Quem tem cancro terminal também é um condenado à morte. Mas, ao contrário do que acontece no cinema e na literatura, ninguém o pode salvar, não pode recorrer a nenhum herói.
Artistas no confronto com a morte certa
Os passageiros dos aviões que embateram no World Trade Center estavam certos de que não escapariam. E quiseram deixar mensagens aos entes queridos, como que a reconfortá-los pela perda iminente. Algumas estão por aí, na Internet, mas eu não consigo ouvi-las, é demasiado doloroso.

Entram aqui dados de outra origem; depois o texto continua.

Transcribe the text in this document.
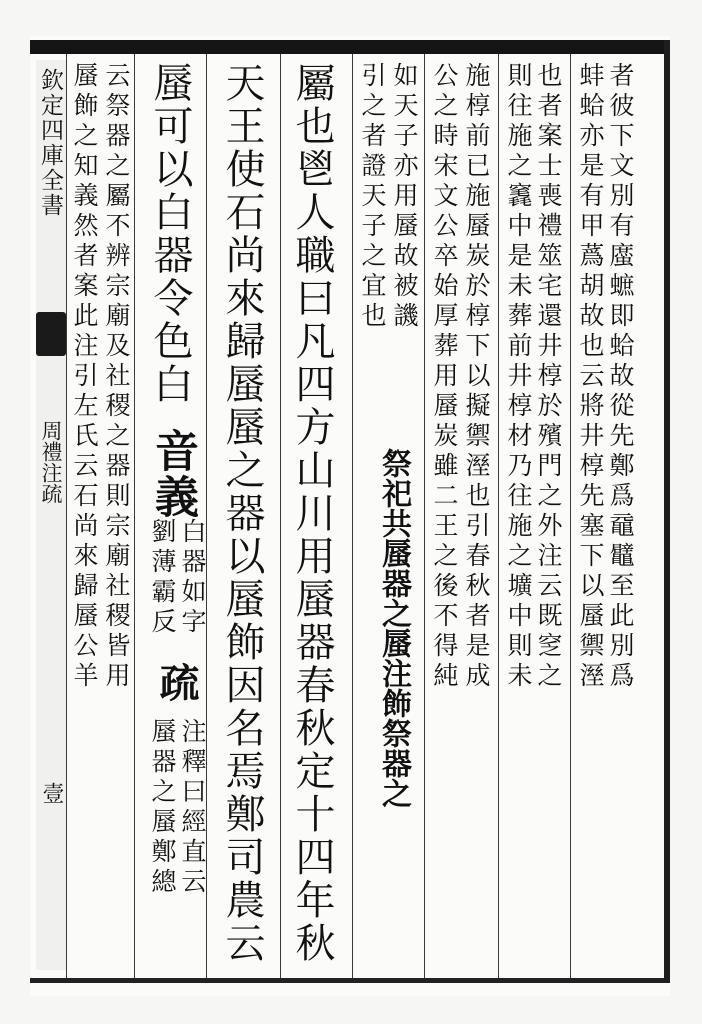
欽定四庫全書
周禮注疏
壹
者彼下文別有䗪蟅即蛤故從先鄭爲黿鼊至此別爲
蚌蛤亦是有甲蔿胡故也云將井椁先塞下以蜃禦溼
也者案士喪禮筮宅還井椁於殯門之外注云既窆之
則往施之竁中是未葬前井椁材乃往施之壙中則未
施椁前已施蜃炭於椁下以擬禦溼也引春秋者是成
公之時宋文公卒始厚葬用蜃炭雖二王之後不得純
如天子亦用蜃故被譏
引之者證天子之宜也
祭祀共蜃器之蜃注飾祭器之
屬也鬯人職曰凡四方山川用蜃器春秋定十四年秋
天王使石尚來歸蜃蜃之器以蜃飾因名焉鄭司農云
蜃可以白器令色白
音義
白器如字
劉薄霸反
疏
注釋曰經直云
蜃器之蜃鄭總
云祭器之屬不辨宗廟及社稷之器則宗廟社稷皆用
蜃飾之知義然者案此注引左氏云石尚來歸蜃公羊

Porém, os familiares das vítimas, quem quer que lhes fosse próximo, devem ter agradecido.
A despedida é importante.
David Bowie sabia que ia morrer quando estava a escrever e a gravar Blackstar. Performer consumado até ao fim, preparou tudo para que o álbum saísse na data do seu aniversário, a 8 de Janeiro de 2016, talvez pensando que se morresse nesse dia, melhor ainda, seria o último golpe de publicidade do homem perpetuamente sedento de atenção, o grand finale perfeito. Atrasou-se dois dias.
Só as pessoas mais chegadas sabiam sequer que estava doente. O choque talvez fizesse parte da proposta, do espectáculo terminal, ou talvez quisesse anular a morte, esconjurá-la. Bowie deixou-nos vídeos para duas canções e o melhor dos seus últimos álbuns (supostamente chamou-lhe Blackstar porque o tumor que o matou parecia uma estrela negra; uma história boa de mais para acreditar nela).
Ryuichi Sakamoto, que contracenou com Bowie em Merry Christmas, Mr. Lawrence, de Nagisha Ōshima, previa que ia morrer quando se sentou em casa a gravar 12.
Sabemo-lo porque as canções trazem no título as datas em que foram gravadas — «20210310» é a primeira, depois «20211130», e por aí em diante; a última é de Março de 2022 — e o cancro que acabaria por matá-lo foi diagnosticado a 21 de Janeiro de 2021. Sakamoto morreria a 28 de Março de 2023, dois meses depois de o álbum ser lançado.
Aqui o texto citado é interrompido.